Dart boards and mismatched chairs do not a dive make.
Recently, I went out for drinks at what my friends had described as a “dive bar.” When I got there I was greeted with a menu of $10 drinks, plush leather seats and tastefully dim lighting. It was a lovely place, and it was definitely not a dive bar.
It's true that in major cities, skyrocketing rents have driven many legitimate dives out of business. But they do still exist. Why can't people correctly identify them? I have a two-part theory. Part one: After years of speakeasies and classy cocktail dens, the bar industry is experiencing a backlash. New bars aim to be overtly casual, and lately there's plenty of kitsch: beer-and-a-shot deals, perhaps a stuffed raccoon perched next to the $90-a-glass Pappy. Part two: Having only ever experienced fancy craft cocktail spots and Irish pubs, late-blooming millennial drinkers are classifying them as “dives.”
I have nothing against this new breed of bar where you can get a good pint as well as a well-made Americano, but we have to stop calling them dive bars. Dart boards and mismatched chairs do not a dive make. So, I've come up with some guidelines. Here, nine ways to tell if you’re in a real dive bar.
1. There’s no menu. Look at the taps, glance down into the fridges below the bar, check the liquor lineup—that’s your menu. As far as cocktails go, stick to straight booze.
2. The most expensive beer is $6. If it’s a really great dive bar, you should be able to get an entire pitcher for less than the price of one beer at a standard pub. You should also be able to order said pitcher for yourself without anyone blinking an eye.
3. The lighting is too bright or too dark. Dive bars have two settings when it comes to lights: on or off. It’s either so dark that you can’t see to the other end of the bar or as bright as a seventh grader’s basement birthday party after mom or dad has come down to make sure everything is on the up and up.
4. There’s at least one elderly regular present at all times. It doesn’t matter what time of day it is, every dive bar needs at least one grizzled old man posted up at the bar. He might be friendly, or he might growl every once in a while. It doesn’t matter; he just needs to be there. Think of him as ambiance.

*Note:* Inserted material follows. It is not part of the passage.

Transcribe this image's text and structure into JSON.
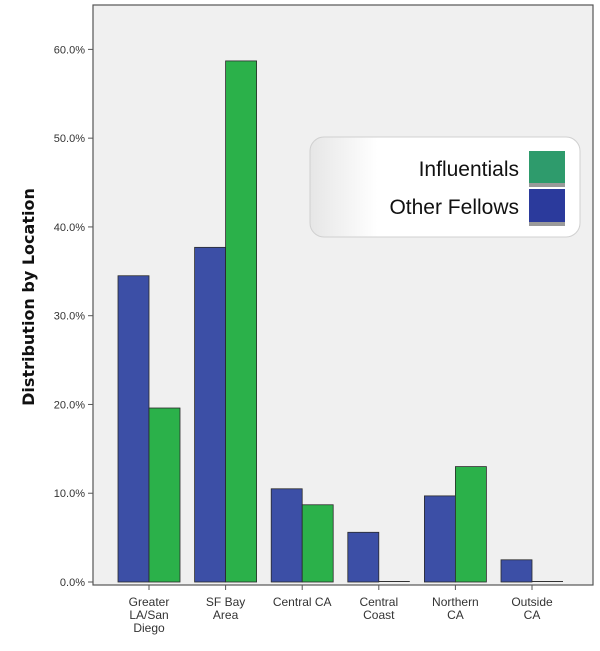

5. The seats are held together with duct tape. Dive bars don’t spend money on upholstery. How do you think they pour well gin and tonics for $1.75? Duct tape does the job just fine.
6. You’ll only use the bathrooms if it’s an emergency. It’s an unfortunate but necessary quality of a great dive bar. The walls should be thick with graffiti, the floors should be slick and the toilet paper should be nonexistent.
7. There’s a hand-written sign instructing you on the correct vomiting etiquette. The bartenders have tired of giving the same speech night after night. “If you’re going to vomit, don’t do it in the sink. Do it in the toilet, like an adult.” Yet another reason to avoid the bathroom.
8. There’s no food, or at least none you'd want to eat. There might be peanuts, some leathery hot dogs or, if you’re really lucky, a jar of pickled eggs, but you don’t go to a dive bar to eat. You go to drink.
9. The most exotic thing on the back bar is a bottle of peach schnapps. Sorry, Negroni lovers, you won’t find Campari at a real dive bar. You’ll find lots of whiskey, some vodka and gin, and a few very dusty bottles of sticky liqueurs—probably relics from the 1980s.